Region-Graph Optimal Transport Routing for Mixture-of-Experts Whole-Slide Image Classification

2026-04-08Computer Vision and Pattern Recognition

Computer Vision and Pattern RecognitionArtificial Intelligence
AI summary

The authors address a challenge in analyzing huge pathology images, where traditional methods treat all small regions the same, limiting their ability to handle varied tissue types. They propose ROAM, a new method that assigns different image regions to specialized expert networks in a balanced way, ensuring no single expert is overloaded. ROAM uses a mathematical approach called optimal transport and considers spatial relationships between regions to encourage similar neighboring areas to be processed similarly. Testing on several datasets, the authors show their method performs well compared to existing approaches.

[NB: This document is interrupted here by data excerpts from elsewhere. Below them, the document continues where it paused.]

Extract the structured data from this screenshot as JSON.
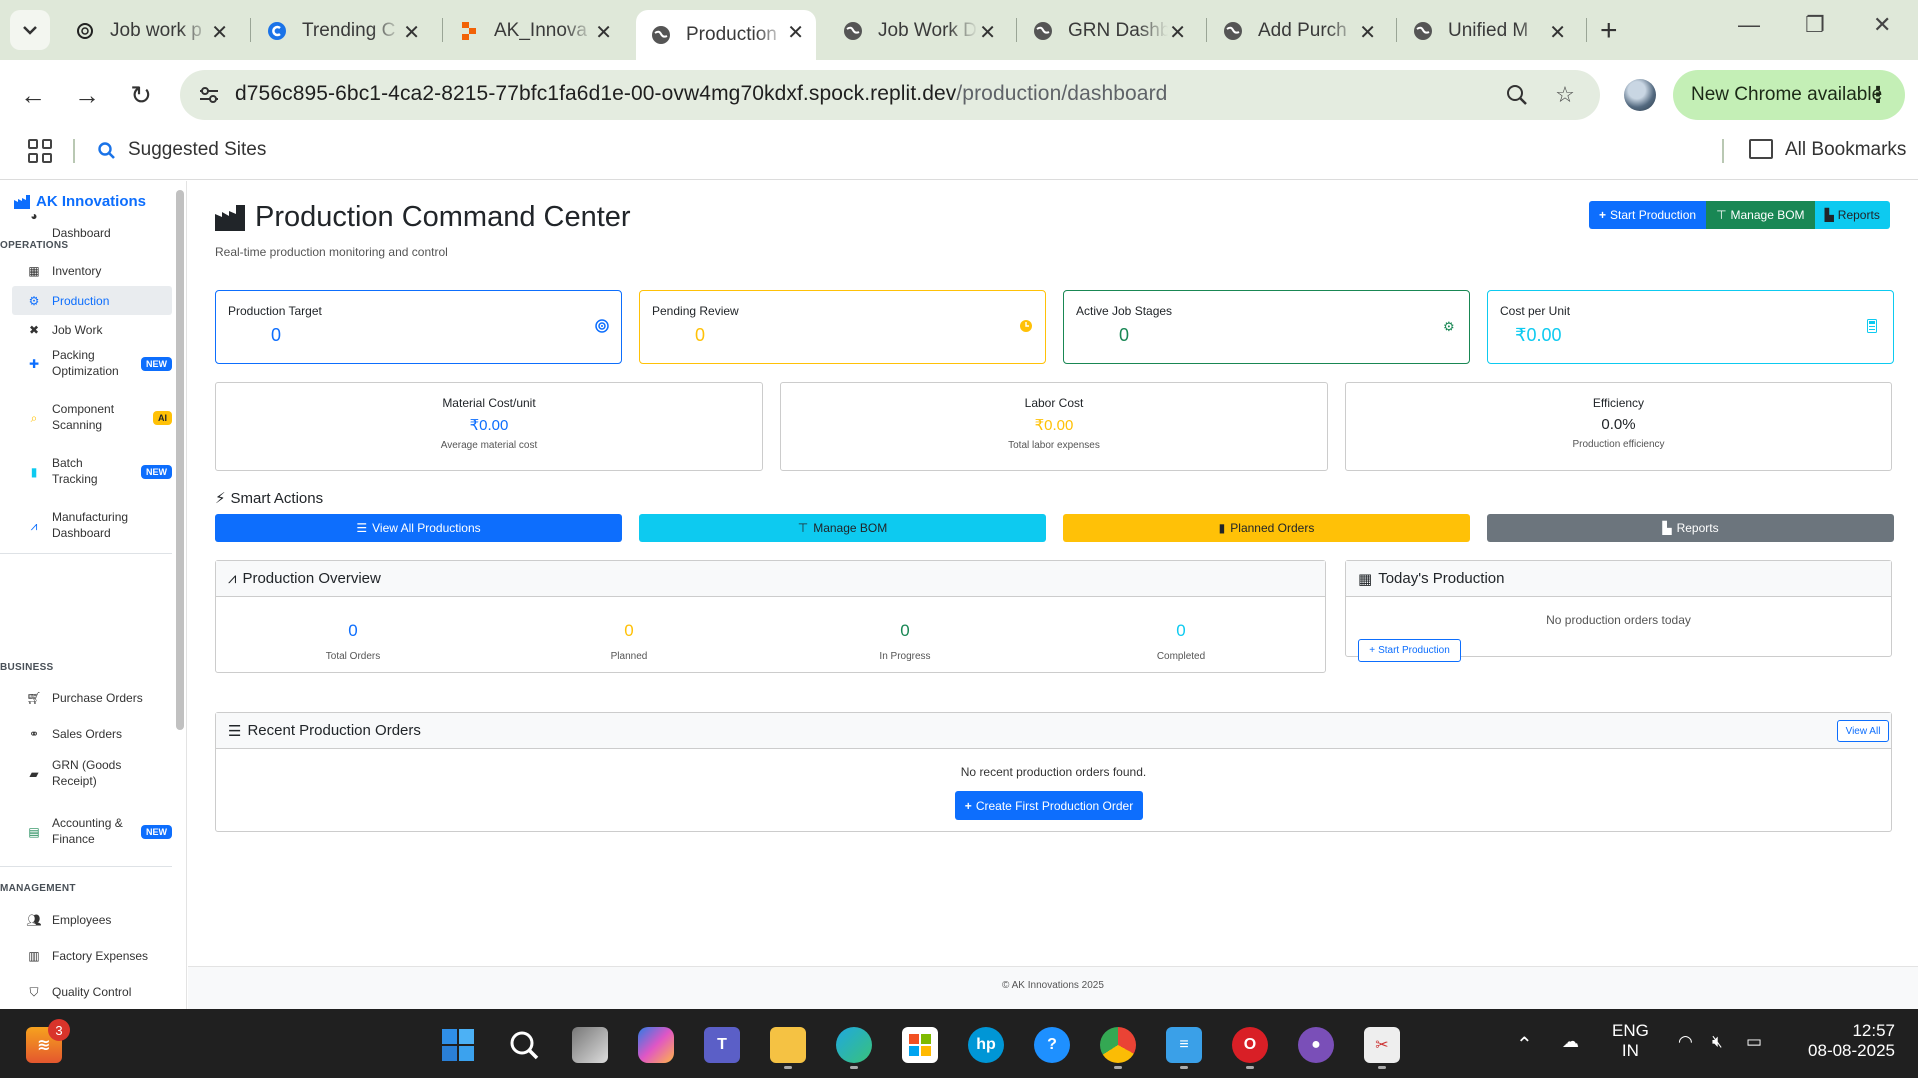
{
  "browser": {
    "tabs": [
      {
        "title": "Job work p",
        "icon": "openai-icon"
      },
      {
        "title": "Trending C",
        "icon": "c-logo-icon"
      },
      {
        "title": "AK_Innova",
        "icon": "replit-icon"
      },
      {
        "title": "Production",
        "icon": "globe-icon"
      },
      {
        "title": "Job Work D",
        "icon": "globe-icon"
      },
      {
        "title": "GRN Dashb",
        "icon": "globe-icon"
      },
      {
        "title": "Add Purch",
        "icon": "globe-icon"
      },
      {
        "title": "Unified M",
        "icon": "globe-icon"
      }
    ],
    "url_host": "d756c895-6bc1-4ca2-8215-77bfc1fa6d1e-00-ovw4mg70kdxf.spock.replit.dev",
    "url_path": "/production/dashboard",
    "new_chrome": "New Chrome available",
    "bookmarks": {
      "suggested": "Suggested Sites",
      "all": "All Bookmarks"
    }
  },
  "sidebar": {
    "brand": "AK Innovations",
    "dashboard": "Dashboard",
    "sections": {
      "operations": "OPERATIONS",
      "business": "BUSINESS",
      "management": "MANAGEMENT"
    },
    "operations": [
      {
        "label": "Inventory",
        "icon": "boxes-icon"
      },
      {
        "label": "Production",
        "icon": "cogs-icon"
      },
      {
        "label": "Job Work",
        "icon": "tools-icon"
      },
      {
        "label": "Packing Optimization",
        "icon": "puzzle-icon",
        "badge": "NEW"
      },
      {
        "label": "Component Scanning",
        "icon": "search-icon",
        "badge": "AI"
      },
      {
        "label": "Batch Tracking",
        "icon": "barcode-icon",
        "badge": "NEW"
      },
      {
        "label": "Manufacturing Dashboard",
        "icon": "chart-line-icon"
      }
    ],
    "business": [
      {
        "label": "Purchase Orders",
        "icon": "cart-icon"
      },
      {
        "label": "Sales Orders",
        "icon": "handshake-icon"
      },
      {
        "label": "GRN (Goods Receipt)",
        "icon": "truck-icon"
      },
      {
        "label": "Accounting & Finance",
        "icon": "calculator-icon",
        "badge": "NEW"
      }
    ],
    "management": [
      {
        "label": "Employees",
        "icon": "users-icon"
      },
      {
        "label": "Factory Expenses",
        "icon": "receipt-icon"
      },
      {
        "label": "Quality Control",
        "icon": "shield-icon"
      }
    ]
  },
  "page": {
    "title": "Production Command Center",
    "subtitle": "Real-time production monitoring and control",
    "header_buttons": {
      "start": "Start Production",
      "bom": "Manage BOM",
      "reports": "Reports"
    }
  },
  "stats": [
    {
      "label": "Production Target",
      "value": "0",
      "color": "#0d6efd",
      "icon": "target-icon"
    },
    {
      "label": "Pending Review",
      "value": "0",
      "color": "#ffc107",
      "icon": "clock-icon"
    },
    {
      "label": "Active Job Stages",
      "value": "0",
      "color": "#198754",
      "icon": "cogs-icon"
    },
    {
      "label": "Cost per Unit",
      "value": "₹0.00",
      "color": "#0dcaf0",
      "icon": "calculator-icon"
    }
  ],
  "cost_cards": [
    {
      "title": "Material Cost/unit",
      "value": "₹0.00",
      "sub": "Average material cost",
      "color": "#0d6efd"
    },
    {
      "title": "Labor Cost",
      "value": "₹0.00",
      "sub": "Total labor expenses",
      "color": "#ffc107"
    },
    {
      "title": "Efficiency",
      "value": "0.0%",
      "sub": "Production efficiency",
      "color": "#212529"
    }
  ],
  "smart_actions": {
    "title": "Smart Actions",
    "buttons": [
      {
        "label": "View All Productions",
        "bg": "#0d6efd",
        "fg": "#ffffff",
        "icon": "list-icon"
      },
      {
        "label": "Manage BOM",
        "bg": "#0dcaf0",
        "fg": "#212529",
        "icon": "sitemap-icon"
      },
      {
        "label": "Planned Orders",
        "bg": "#ffc107",
        "fg": "#212529",
        "icon": "clipboard-icon"
      },
      {
        "label": "Reports",
        "bg": "#6c757d",
        "fg": "#ffffff",
        "icon": "chart-bar-icon"
      }
    ]
  },
  "overview": {
    "title": "Production Overview",
    "items": [
      {
        "value": "0",
        "label": "Total Orders",
        "color": "#0d6efd"
      },
      {
        "value": "0",
        "label": "Planned",
        "color": "#ffc107"
      },
      {
        "value": "0",
        "label": "In Progress",
        "color": "#198754"
      },
      {
        "value": "0",
        "label": "Completed",
        "color": "#0dcaf0"
      }
    ]
  },
  "today": {
    "title": "Today's Production",
    "empty": "No production orders today",
    "button": "Start Production"
  },
  "recent": {
    "title": "Recent Production Orders",
    "view_all": "View All",
    "empty": "No recent production orders found.",
    "create": "Create First Production Order"
  },
  "footer": "© AK Innovations 2025",
  "taskbar": {
    "lang1": "ENG",
    "lang2": "IN",
    "time": "12:57",
    "date": "08-08-2025",
    "notif_count": "3"
  }
}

Multiple Instance LearningWhole-Slide ImageMixture-of-ExpertsOptimal TransportSinkhorn AlgorithmCapacity ConstraintSpatial Region TokensGraph RegularizationComputational PathologyPatch Embeddings
Authors
Xin Tian, Jiuliu Lu, Ephraim Tsalik, Bart Wanders, Colleen Knoth, Julian Knight
Abstract
Multiple Instance Learning (MIL) is the dominant framework for gigapixel whole-slide image (WSI) classification in computational pathology. However, current MIL aggregators route all instances through a shared pathway, constraining their capacity to specialise across the pathological heterogeneity inherent in each slide. Mixture-of-Experts (MoE) methods offer a natural remedy by partitioning instances across specialised expert subnetworks; yet unconstrained softmax routing may yield highly imbalanced utilisation, where one or a few experts absorb most routing mass, collapsing the mixture back to a near-single-pathway solution. To address these limitations, we propose ROAM (Region-graph OptimAl-transport Mixture-of-experts), a spatially aware MoE-MIL aggregator that routes region tokens to expert poolers via capacity-constrained entropic optimal transport, promoting balanced expert utilisation by construction. ROAM operates on spatial region tokens, obtained by compressing dense patch bags into spatially binned units that align routing with local tissue neighbourhoods and introduces two key mechanisms: (i) region-to-expert assignment formulated as entropic optimal transport (Sinkhorn) with explicit per slide capacity marginals, enforcing balanced expert utilisation without auxiliary load-balancing losses; and (ii) graph-regularised Sinkhorn iterations that diffuse routing assignments over the spatial region graph, encouraging neighbouring regions to coherently route to the same experts. Evaluated on four WSI benchmarks with frozen foundation-model patch embeddings, ROAM achieves performance competitive against strong MIL and MoE baselines, and on NSCLC generalisation (TCGA-CPTAC) reaches external AUC 0.845 +- 0.019.